Si può affermare che lo studio serio delle fonti di Gelasio sia iniziato con l'identificazione da parte di Turner dei lunghi passaggi tratti da Rufino[4] nel libro II. Un'analisi completa delle fonti[5] fu effettuata da Gerhard Löscheke, i cui sforzi restituirono a Gelasio un posto tra gli autorevoli storici della Chiesa, di cui fu ingiustamente privato, dando anche peso all'idea, finora generalmente respinta, che esistesse una documentazione ufficiale degli Atti del Concilio di Nicea; e inoltre che fu da questa documentazione che Dalmazio trasse il discorso di apertura di Costantino, la confessione di Osio di Cordova, il dialogo con Fedeo e le nove costituzioni dogmatiche, che Hefele dichiarò essere "certamente spurie".

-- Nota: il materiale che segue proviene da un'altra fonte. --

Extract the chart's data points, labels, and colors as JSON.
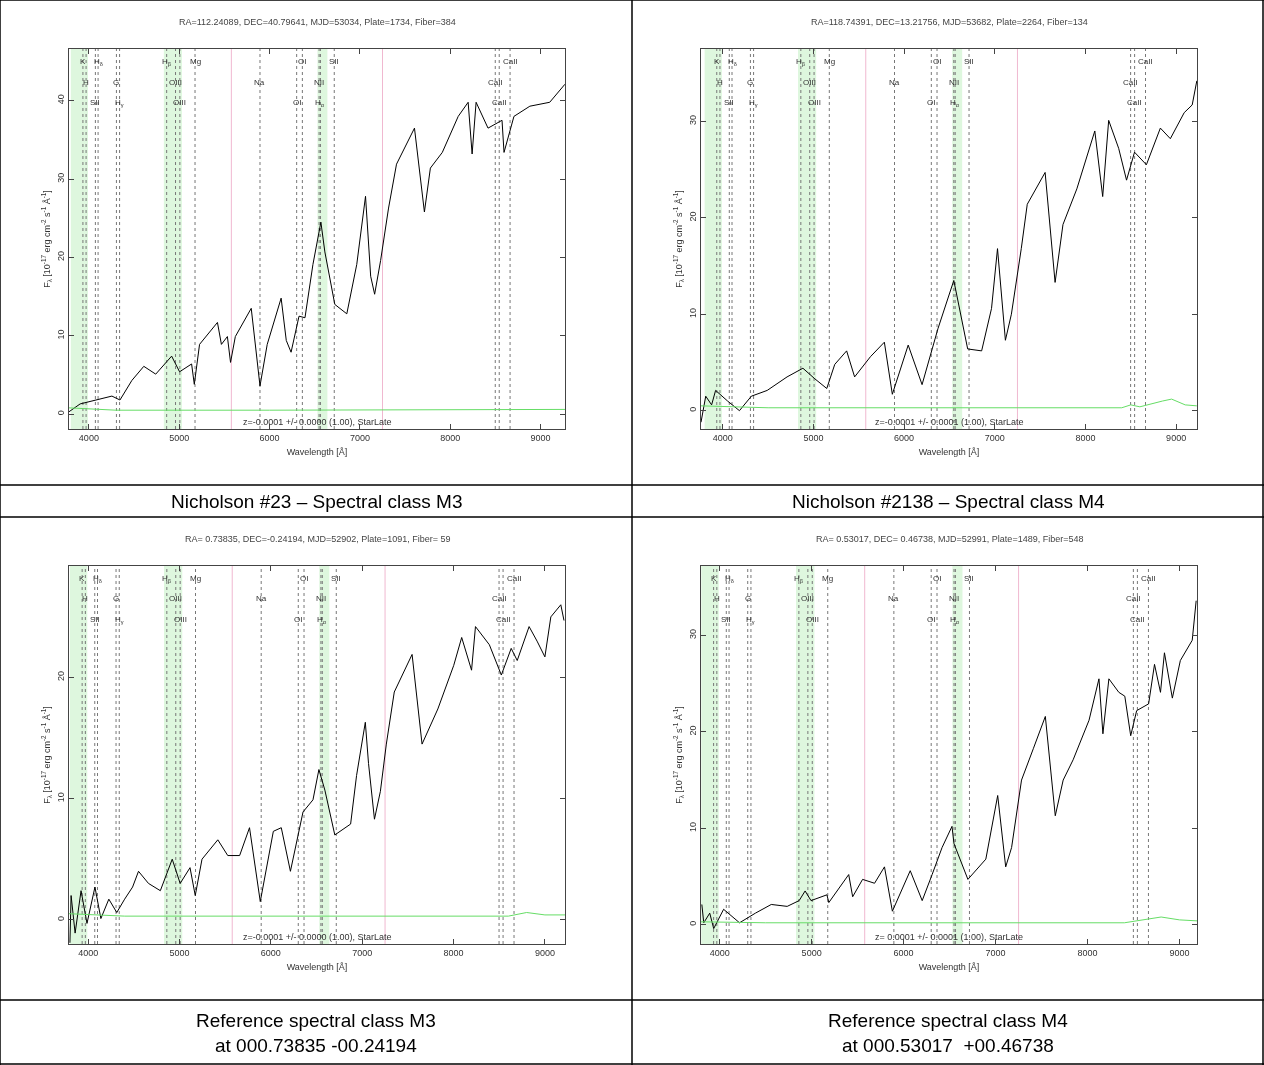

Il "Giovanni" a cui si riferisce Gelasio, come precursore di Teodoreto, non è ancora stato identificato; da lui derivano le parti pubblicate del libro III, le lettere di Costantino ad Ario, alla Chiesa di Nicomedia e a Teodoto, che secondo Löschcke sono tutte autentiche. Quest'ultimo, confrontando la lettera di Costantino al Sinodo di Tiro (335), come riportata da Gelasio e Atanasio,[6] mostrò che Gelasio aveva fornito l'originale completo, mentre Atanasio una versione abbreviata.